Wednesday 05th December 2018 05:13 EST
PC: A woman at the UN anti-racism march in Cardiff, 2018

Recently, a video surfaced where a 15-year-old Syrian boy Jamal was physically bullied and ultimately an online petition raised over £100,000 for the family's relocation in the UK. Home Secretary Sajid Javid, was “outraged” by the video to the extent that it reminded him of the time when he had been punched for being Asian. In his interview to the Today Programme of the BBC Radio 4, Javid said,“When I was 11 and had just started my new comprehensive school, I had a very very similar incident. I hated it and I thought how that boy must have felt. How can this kind of thing still be going?”

Currently, 8.5 million people in the UK are from minority backgrounds and while racism or discriminatory hate crime incidents may not be clearly visible and reported on all fronts, they fracture Britain's diversity and continue to challenge its social security systems.

43% of Black, Asian and minority ethnic (BAME) citizens in 21st-century Britain face racial abuse such that they had been unfairly overlooked for a work promotion in comparison to the 18% white people according to a new survey.

The Guardian's survey of 1,000 BAME people analysed their everyday negative experiences – all frequently associated with racism – than white people in a comparison poll.

“There was a time when I used to buy fairness creams just to fit in and look like one of them instead of being the only “brownie” in the group photo until the point when I realised that being brown was actually my strength,” Vaishnavi* revealed. 

Vaishnavi, is an undergraduate from City University and originally from India. During her university days she recalls of how people “out of curiosity” asked her how and why her English was so good and how she used to explain each time that right from our childhood to our high school education, English was our first language.

“There is a general ignorance and a lack of awareness among the European students with respect to Asian cultures and identities. And at one point of time such subtle differences used to create an invisible divide among us!” she explains.

But it is not about Christmas holidays or Diwali dinners or Iftar parties that mark the basic difference. That according to Vaishnavi is just the tip of an iceberg. Although, the UK universities claim themselves to be the most diverse with their admissions pages listing how they have global students from 50+ cultures, what is often not observed is the different cultural societies. Whether it is the Arabic, Indian society or Latin American society, the cultural diaspora of these universities is inherently fractured and amalgamation according to Vaishnavi happens only at surface levels. 

The Equality and Human Rights Commission has reportedly said there is a "growing body of evidence" that racism is affecting students and staff at universities. It has also pointed to racism as a possible link between the lower qualifications achieved by ethnic minority students, despite more entering higher education. Students and staff have until 15 February 2019 to submit evidence. There have been several racism-related incidents at universities in 2018 which have made national news headlines, including in University of Warwick and Nottingham Trent university.

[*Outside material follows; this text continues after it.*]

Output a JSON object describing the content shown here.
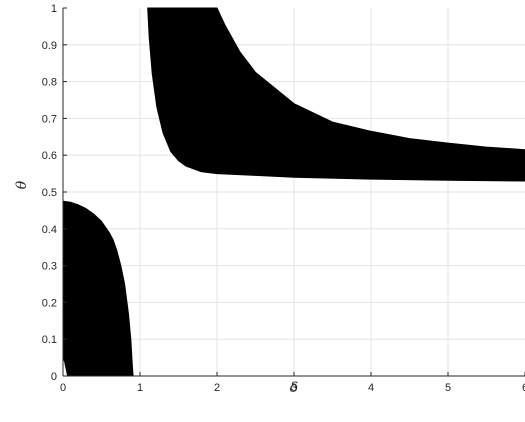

“After a few months, you just start hanging out with your own tribe because frankly enduring the same old conversation where they tell you how they like “my tanned skin colour” is a wasted night-out! I am not saying that this is the universal trend but this is what I have experienced,” added Vaishnavi.

*Neha is from Warrick University and although she doesn't find it so difficult to mix among her “white friends” being born and brought up in the UK. But even as someone who is inherently British doesn't mean that they are considered as part of their own people. It is this prejudice against the brown people that exists even today regardless of the geographical locations and is ingrained in people's perceptions and is reflected at times of community events or student body elections. Neha recalls of this one time when she was running for the position of president for her society and the next day after being elected she saw a message on Facebook's post and it read-

“The only reason Neha even became a President was because she is brown and she got all her brown friends to vote for her” 

Neha took the issue to the principal of the university and the comment was later taken down by the authorities. But these little things impact the confidence and shape one's personality. 

“On one hand the government is allowing many international students the valid visas to study at these globally acclaimed universities and on the other hand within the cultural diaspora there is so much isolation and marginalisation that it often leads to mental health issues and we see them queueing up for counselling!”

According to The Guardian's survey 12% of BAME people have had racist language directed at them in the past month, rising almost to 43% in the past five years. But where does one draw the line between racism and hate crime?

Sahr Al Faifi is a health worker from Cardiff and in March 2018 and at the stand up to racism rally against the splash of Nazi graffiti, she told me about how wearing a niqab attracts unwanted attention to her on a regular basis- 

“I was walking down St. Mary's street when someone passed by pulling at my niqab and calling me a “terrorist,” Sahr had said. 

The number of recorded hate crime incidents have more than doubled in the last five years and is likely to be related to the aftermath of Brexit and the spate of terrorist attacks last year, according to the Home Office.